You also bring up that we are licensed under the Apache license. I'll
therefore bring up this, which outlines the "the open source world"
that the Apache foundation and its contributors belong to:


>From the article:

"For the Apache Software Foundation, open source is more about an open
development methodology (ODM). This is characterized by six main
traits and, regardless of the strength of the technology and vision,
all Apache TLPs have to prove themselves in these key areas:

•    a deep level of user engagement: if you don't have users then
there is no point having a project.
•    transparency: being open about what the community is undertaking
and the way decisions are made.
•    collaboration: the ability of working within a diverse group of
people, something that the Internet has obviously made easier.
•    agility: once work begins and there is a serious engagement with
users, ideas and plans may need to change.
•    sustainability: having the capacity to keep developing an
application solution over the necessary period of time.
•    tools: wikis, bug- and version-trackers and email lists to
support the development of the community and keep track of
intellectual property rights

The roots of ODM at Apache date back to the original development on
the Apache HTTP server.

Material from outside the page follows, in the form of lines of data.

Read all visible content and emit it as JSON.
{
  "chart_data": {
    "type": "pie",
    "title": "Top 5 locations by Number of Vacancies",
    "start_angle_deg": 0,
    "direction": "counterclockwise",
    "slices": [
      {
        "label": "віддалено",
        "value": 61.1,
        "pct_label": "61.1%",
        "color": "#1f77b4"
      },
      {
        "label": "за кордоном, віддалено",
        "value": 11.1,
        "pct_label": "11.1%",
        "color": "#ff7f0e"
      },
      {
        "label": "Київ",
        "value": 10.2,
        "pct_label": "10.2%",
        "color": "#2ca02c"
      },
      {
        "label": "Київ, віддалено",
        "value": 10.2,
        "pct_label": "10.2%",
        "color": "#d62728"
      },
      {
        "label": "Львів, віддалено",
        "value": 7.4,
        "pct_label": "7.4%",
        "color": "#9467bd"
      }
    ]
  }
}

Originally a webserver project at the National
Center for Supercomputer Applications (NCSA), the project was left in
a corner to gather dust when key developer Rob McCool left NCSA in
mid-1994. A group of eight concerned users then decided to work
together informally on developing and maintaining the project, sharing
incremental updates or ‘patches’.

For this group, transparency: making decisions and documenting them in
public, became a requisite part of maintaining the project and of
building a sustainable development community around it. To this day,
openness and transparency are central tenets at the heart of the ASF
and the development and direction of all its projects."

That last paragraph is what we're talking about in this thread. Open
and transparent communication and decision-making in a public forum.

Ewan and others have described why the process of creating blueprints,
discussing those blueprints at summits and the ML, and using those
blueprints as the basis for release goals contributes to the success
of an *open*, *transparent* project. That's all we're trying to say.

I really don't see what the big deal is about creating a blueprint and
discussing it on the ML. For you to say that it's not standard
practice in the open source world to spec something up and is not
true. You can ask anyone who contributes to an Apache project.